Óscar de la Borbolla
03/10/2022 - 12:03 am
El triunfo de las apariencias
«No es extraño que las personas traten de cambiarse a sí mismas en vez de intentar cambiar las cosas, ni que se difundan comunicados que buscan persuadir en vez de informar».
La gente se conforma con que las cosas salgan «bien» y este vago criterio les sirve para hacer sus balances; juzgan sus vidas en promedio y si mayoritariamente les ha ido «bien» se sienten satisfechas. En el caso contrario, desesperan y maldicen porque sienten que les ha ido «mal». Por lo visto el valor de la vida es un asunto de sentires, pues se trata de estimaciones, a tal grado subjetivas, que unos mismos hechos pueden resultar buenos a unos y malos otros. La subjetividad, la relatividad, el imperio de los puntos de vista bastan y sobran para valorar la existencia.

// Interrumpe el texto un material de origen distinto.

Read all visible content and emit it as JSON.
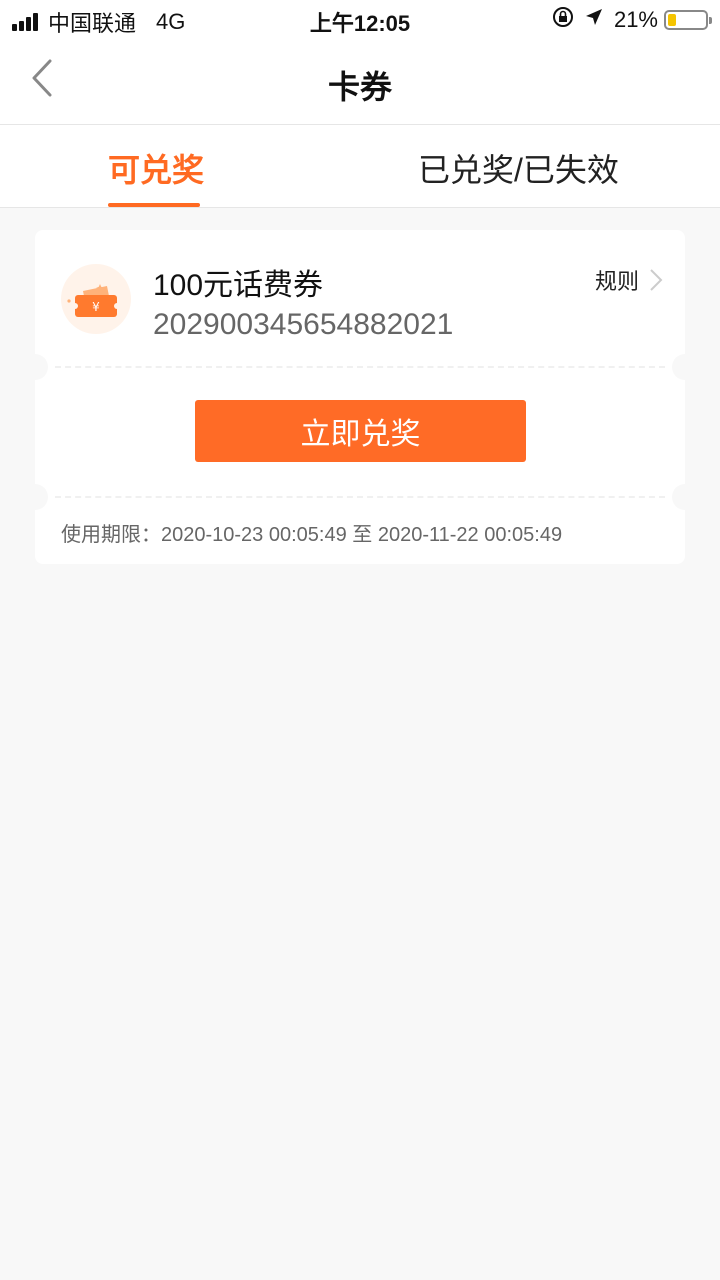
{
  "status_bar": {
    "carrier": "中国联通",
    "network": "4G",
    "time": "上午12:05",
    "battery_text": "21%",
    "battery_level": 0.21,
    "icons": [
      "signal-icon",
      "orientation-lock-icon",
      "location-arrow-icon",
      "battery-icon"
    ]
  },
  "nav": {
    "title": "卡券",
    "back_icon": "chevron-left-icon"
  },
  "tabs": {
    "active_label": "可兑奖",
    "inactive_label": "已兑奖/已失效"
  },
  "coupon": {
    "title": "100元话费券",
    "code": "202900345654882021",
    "rules_label": "规则",
    "redeem_label": "立即兑奖",
    "validity_label": "使用期限：",
    "validity_start": "2020-10-23 00:05:49",
    "validity_sep": "至",
    "validity_end": "2020-11-22 00:05:49",
    "icon": "ticket-icon"
  },
  "colors": {
    "accent": "#ff6a22",
    "background": "#f8f8f8"
  }
}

Esta forma de juzgar hace que actitudes emocionales, completamente subjetivas, como el optimismo o el pesimismo resulten decisivas y se crea que, al margen de lo que realmente sucede, lo importante es como se toman las cosas: no importa lo que ocurra, sino como nos parece lo que ocurre. Y, en consecuencia, para la gente es obvio que lo que cuenta no es corregir los hechos, sino componer nuestra manera de pensar: objetivamente una persona puede estar privada hasta de lo más indispensable y, no obstante, se le aconseja buena cara ante la adversidad. La narrativa ha cambiado a tal grado que a un problema, a un error, a un fracaso se les rebautiza como «ventanas de oportunidad», y con este discurso quedan enmascarados los hechos y algunos hasta se sienten contentos chapaleando en su desgracia.
Algo muy esquizofrénico ha pasado, y solo aspiro a dejar constancia de ello. Lo que hace unos años se llamaba mundo, hechos, objetividad, y que servía para distinguir entre ser y apariencia, hoy naufraga como si todo fuese un sueño, como si todo se tratara de representaciones oníricas, y lo real importara muy poco.

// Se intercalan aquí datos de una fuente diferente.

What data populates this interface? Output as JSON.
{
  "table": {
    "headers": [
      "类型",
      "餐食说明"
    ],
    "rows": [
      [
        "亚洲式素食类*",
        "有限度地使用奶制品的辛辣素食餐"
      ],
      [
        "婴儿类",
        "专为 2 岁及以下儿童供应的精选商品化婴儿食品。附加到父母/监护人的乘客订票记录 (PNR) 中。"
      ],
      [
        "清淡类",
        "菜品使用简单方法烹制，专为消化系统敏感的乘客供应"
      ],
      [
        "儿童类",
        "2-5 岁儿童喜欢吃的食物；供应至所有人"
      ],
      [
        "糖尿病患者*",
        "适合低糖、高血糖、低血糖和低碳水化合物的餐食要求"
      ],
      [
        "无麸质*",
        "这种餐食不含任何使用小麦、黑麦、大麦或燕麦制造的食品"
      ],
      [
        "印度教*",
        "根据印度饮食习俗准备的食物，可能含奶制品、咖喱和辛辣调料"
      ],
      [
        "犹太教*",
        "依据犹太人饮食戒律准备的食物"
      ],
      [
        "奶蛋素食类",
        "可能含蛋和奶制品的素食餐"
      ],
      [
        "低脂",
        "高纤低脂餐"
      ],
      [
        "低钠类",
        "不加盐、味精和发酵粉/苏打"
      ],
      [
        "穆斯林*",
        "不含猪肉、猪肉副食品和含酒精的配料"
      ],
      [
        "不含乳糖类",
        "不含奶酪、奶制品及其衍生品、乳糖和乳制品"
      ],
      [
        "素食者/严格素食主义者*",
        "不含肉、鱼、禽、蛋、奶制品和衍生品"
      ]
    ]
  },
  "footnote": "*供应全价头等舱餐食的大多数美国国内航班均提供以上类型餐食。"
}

Y me refiero lo mismo a la vida personal, al estado de un país o a como anda la cosa pública internacional. En todas las escalas, lo decisivo no es lo real, si las percepciones: lo que cada quien cree que es su vida, lo que los sondeos de opinión arrojan o lo que se machaca día y noche en la Internet. No se contrasta con lo real, en general no se contrasta. Lo que la gente cree se ha convertido en el único criterio de verdad. Y por lo tanto hay más verdad ahí donde más se arraciman en torno a una opinión, no importa qué tan errática pueda ser.
En un mundo así, no es extraño que las personas traten de cambiarse a sí mismas en vez de intentar cambiar las cosas, ni que se difundan comunicados que buscan persuadir en vez de informar y, sobre todo, que no exista modo de ponernos de acuerdo, pues al faltar el referente de lo real nos debatimos en un universo de discursos retóricamente eficaces.
Decía Heráclito que «los despiertos tienen un mundo en común y los dormidos se vuelven cada uno a su mundo particular»; hoy los despiertos viven en diferentes mundos portátiles y los dormidos tienen mundos muy populares y, a veces, un sueño al que se le haya inyectado toneladas de publicidad puede llegar a tener infinidad de soñadores.